The Queen’s Birthday & the other Queen: Freddie Mercury
Royalty is trending, no not the 90-year-old Queen, nor the pop star Prince, who died today aged 57, but the great entertainer Freddie Mercury, who died at half the Queen’s age, 25 years ago. He spoke only days before his death of his contracting of HIV/AIDS back in 1991. The reason Freddie is also trending on the Queen’s birthday is that a scientific study into his renowned three-to-four-octave vocal range, far from merely a “little high, little low”, was published this week. The “acoustic analysis of speaking fundamental frequency, vibrato, and subharmonics” appeared in the ‘popular’ journal, Logopedics Phoniatrics Vocology.
In a 2005 poll organised by Blender and MTV2 Freddie was voted best male singer of all time, and in 2009 was selected as the best rock singer of all time by Classic Rock. AllMusic described him as having “one of the greatest voices in all of music.”
“Mercury’s voice was a force of nature with the velocity of a hurricane.” – Guardian
The range of Freddie’s voice, whether the study demonstrated 37 semitones – approximately 3 octaves, or other sources that suggested nearly 4 octaves, was immense either way. His vocal tremors and “vibratory pattern of vocal folds and ventricular folds” were similar to Mongolian “throat singing”.
Bohemian Rhapsody
One song that exhibited Freddie’s talents was Bohemian Rhapsody (1975), written by him with even the guitar parts being first planned and played on the piano by him. It was also responsible for one of the first music videos, created to avoid actually appearing on Top of the Pops.
“the piano Freddie recorded with was the same one Paul McCartney played when the Beatles recorded “Hey Jude.”“
“Too late, my time has come
Sends shivers down my spine
Body’s aching all the time
Goodbye everybody – I’ve got to go
Gotta leave you all behind and face the truth
Mama, ooo – (anyway the wind blows)
I don’t want to die
I sometimes wish I’d never been born at all”
So much lies hidden in the mock opera and rock anthem lyrics that entertained us but sometimes tortured Freddie. The last line above, “I sometimes wish I’d never been born at all” certainly tortured me, when I was at a low point.
Today is the 4th anniversary of one such low point in my life and music brings back so many memories. Friends once told me you shouldn’t have a suicide playlist on your iPod. Life can be cruel and people taken or take themselves from us, earlier than we’d wish, without saying goodbye or finishing what might have seemed to be their life’s work.I have no answers, only songs.

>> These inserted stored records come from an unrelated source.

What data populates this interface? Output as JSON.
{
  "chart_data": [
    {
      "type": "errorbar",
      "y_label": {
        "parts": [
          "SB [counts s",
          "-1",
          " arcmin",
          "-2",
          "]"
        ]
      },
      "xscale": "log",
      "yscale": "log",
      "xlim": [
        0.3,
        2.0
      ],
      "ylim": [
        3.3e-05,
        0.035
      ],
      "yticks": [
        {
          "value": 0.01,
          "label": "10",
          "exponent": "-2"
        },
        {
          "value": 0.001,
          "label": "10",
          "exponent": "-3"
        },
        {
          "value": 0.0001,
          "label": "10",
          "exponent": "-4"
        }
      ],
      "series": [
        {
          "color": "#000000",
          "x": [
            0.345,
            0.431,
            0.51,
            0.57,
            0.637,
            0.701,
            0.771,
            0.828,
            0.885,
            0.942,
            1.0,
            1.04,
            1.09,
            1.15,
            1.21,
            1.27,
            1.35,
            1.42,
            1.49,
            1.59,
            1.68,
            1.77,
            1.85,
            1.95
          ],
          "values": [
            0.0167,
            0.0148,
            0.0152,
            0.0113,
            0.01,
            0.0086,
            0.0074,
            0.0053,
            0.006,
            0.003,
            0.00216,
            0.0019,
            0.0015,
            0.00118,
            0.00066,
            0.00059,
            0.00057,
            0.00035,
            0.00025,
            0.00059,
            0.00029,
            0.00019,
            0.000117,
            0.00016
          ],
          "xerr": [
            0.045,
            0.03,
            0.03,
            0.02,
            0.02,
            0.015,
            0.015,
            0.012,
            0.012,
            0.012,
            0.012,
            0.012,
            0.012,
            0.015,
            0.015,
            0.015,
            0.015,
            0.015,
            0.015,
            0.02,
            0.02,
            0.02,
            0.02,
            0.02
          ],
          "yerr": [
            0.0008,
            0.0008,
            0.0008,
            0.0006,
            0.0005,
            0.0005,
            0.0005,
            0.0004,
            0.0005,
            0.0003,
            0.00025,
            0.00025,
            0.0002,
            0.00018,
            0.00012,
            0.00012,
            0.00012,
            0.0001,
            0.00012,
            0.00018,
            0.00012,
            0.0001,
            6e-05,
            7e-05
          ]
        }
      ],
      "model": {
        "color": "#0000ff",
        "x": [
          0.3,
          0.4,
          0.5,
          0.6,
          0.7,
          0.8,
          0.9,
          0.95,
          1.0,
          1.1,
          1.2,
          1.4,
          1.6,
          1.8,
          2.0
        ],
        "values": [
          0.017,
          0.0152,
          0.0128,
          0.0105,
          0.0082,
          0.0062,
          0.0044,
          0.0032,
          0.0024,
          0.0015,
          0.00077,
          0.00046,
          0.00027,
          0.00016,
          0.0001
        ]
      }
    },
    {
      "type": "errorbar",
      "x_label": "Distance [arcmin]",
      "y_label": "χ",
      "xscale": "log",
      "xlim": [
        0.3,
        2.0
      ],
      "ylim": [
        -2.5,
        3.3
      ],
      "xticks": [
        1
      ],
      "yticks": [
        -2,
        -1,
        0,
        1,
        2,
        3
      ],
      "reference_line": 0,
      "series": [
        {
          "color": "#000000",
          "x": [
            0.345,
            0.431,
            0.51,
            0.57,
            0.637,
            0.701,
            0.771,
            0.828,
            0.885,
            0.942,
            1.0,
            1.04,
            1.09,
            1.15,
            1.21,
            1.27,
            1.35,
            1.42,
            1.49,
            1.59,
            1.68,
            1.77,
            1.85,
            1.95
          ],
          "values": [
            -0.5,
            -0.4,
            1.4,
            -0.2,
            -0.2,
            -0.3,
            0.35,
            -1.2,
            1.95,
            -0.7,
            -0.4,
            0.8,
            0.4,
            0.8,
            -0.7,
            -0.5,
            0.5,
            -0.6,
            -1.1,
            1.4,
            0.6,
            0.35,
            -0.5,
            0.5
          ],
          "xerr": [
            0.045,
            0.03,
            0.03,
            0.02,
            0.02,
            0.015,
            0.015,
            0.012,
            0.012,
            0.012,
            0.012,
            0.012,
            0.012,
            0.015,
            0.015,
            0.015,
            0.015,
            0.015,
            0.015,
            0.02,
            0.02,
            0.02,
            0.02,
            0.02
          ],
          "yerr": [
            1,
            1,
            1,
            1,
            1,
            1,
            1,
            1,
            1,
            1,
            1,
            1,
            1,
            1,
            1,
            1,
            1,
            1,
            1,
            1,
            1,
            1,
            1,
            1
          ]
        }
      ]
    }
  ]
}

I was lucky enough to be at Queen’s last ever full line-up concert, at Knebworth, in 1986, along with 120,000 other fans. Status Quo were merely a support act.
God Save The Queen
Whilst the Queen continues to reign, Freddie’s reign ended 25 years ago, and Prince’s ended today. Their music left many indelible rock anthems on our playlists. Indeed, in 1974/5 they covered a version of THE National Anthem, “God Save The Queen” and sang it as an outro at most concert finales. Brian May did a solo live version from the roof top of Buckingham Palace for the Queen’s Golden Jubilee in 2002.
Who want to live forever?
We keep losing Rock legends like Lemmy and David Bowie, but their voices and magic will last forever. Music and celebrity mean more to current generations that tradition or royalty. Many will mourn the passing of Prince, as if he were a monarch, and many more still miss his highness Freddie Mercury.
Prince, no more Revolution
Prince, who died today, is also no more to Purple reign over us. “Purple Rain” only ever made it no 2, on the US charts, for just two weeks, pipped by Wham!’s “Wake Me Up Before You Go-Go”.